The SPY ETF, tracks the S&P 500 index and has more than $424 billion in assets and has a dividend yield of about 1.22%. The biggest companies in the ETF are all tech firms like Apple, Microsoft, and Google. Still, unlike the QQQ fund, it is more diverse and has more sectors like finance, energy, and consumer discretionary.
The SPY fund has jumped sharply this year because of several reasons. First, financial stocks like Goldman Sachs and Morgan Stanley have done well as investors wait for the upcoming rate hikes. At the same time, energy stocks have risen sharply because of the rising oil and gas prices.

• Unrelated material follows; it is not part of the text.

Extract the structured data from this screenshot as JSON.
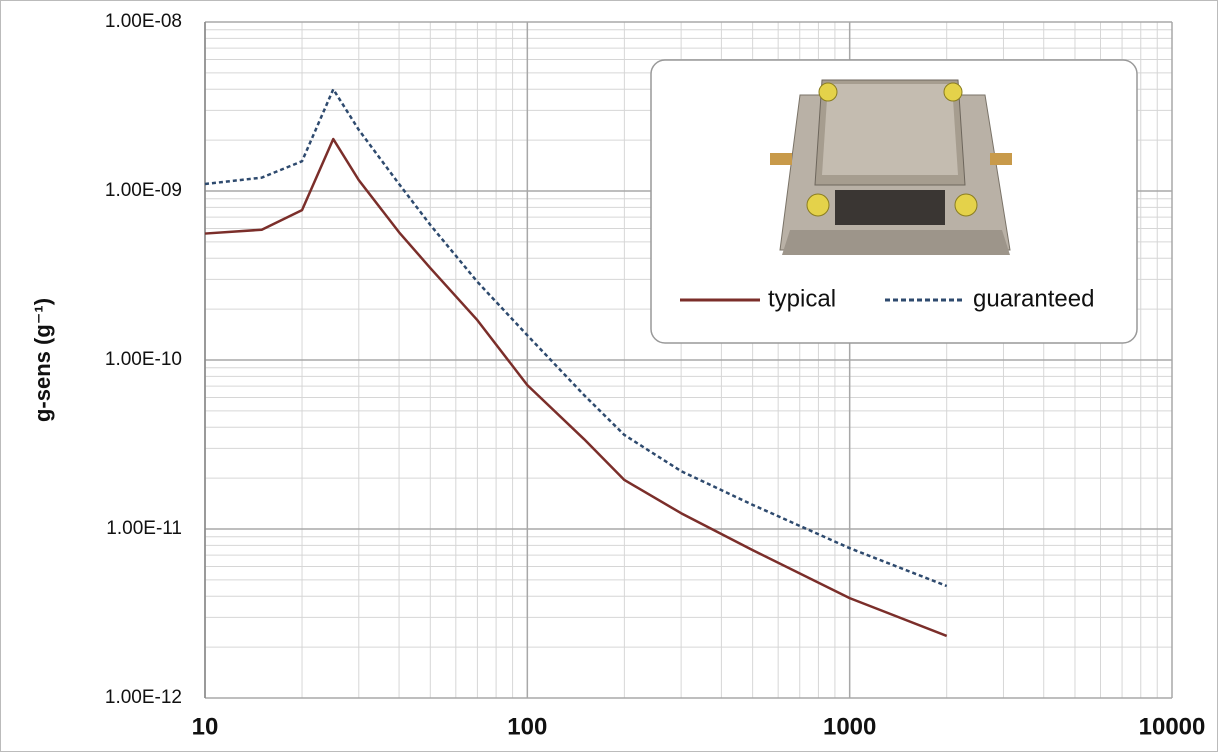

Still, looking forward, there is a likelihood that the QQQ will outperform the SPY fund. For one, most tech firms in the index are not exposed to the ongoing supply shortages. For example, Microsoft’s exposure to these issues is relatively minimal.
At the same time, many stocks in the fund are relatively cheaper. For example, Apple has dropped by about 5% from its year-to-date high. Other companies like Tesla, Square, and PayPal have also pulled back recently. Therefore, there is a possibility that the stocks will bounce back.
Also, investors have already priced in tightening by the Fed. As such, there is a likelihood that financial stocks will pull back in the coming months.
QQQ stock analysis
The daily chart shows that the QQQ stock price has pulled back recently. The fund is trading at $390, which is a bit lower than its all-time high. It is also slightly above the important support at $383, which was the highest level on September 7. The fund seems like it is doing a break-and-retest pattern, which is a bullish sign.
Therefore, the fund will likely retest the support at $383 and then resume the bullish trend. This view will be invalidated if it moves below $350.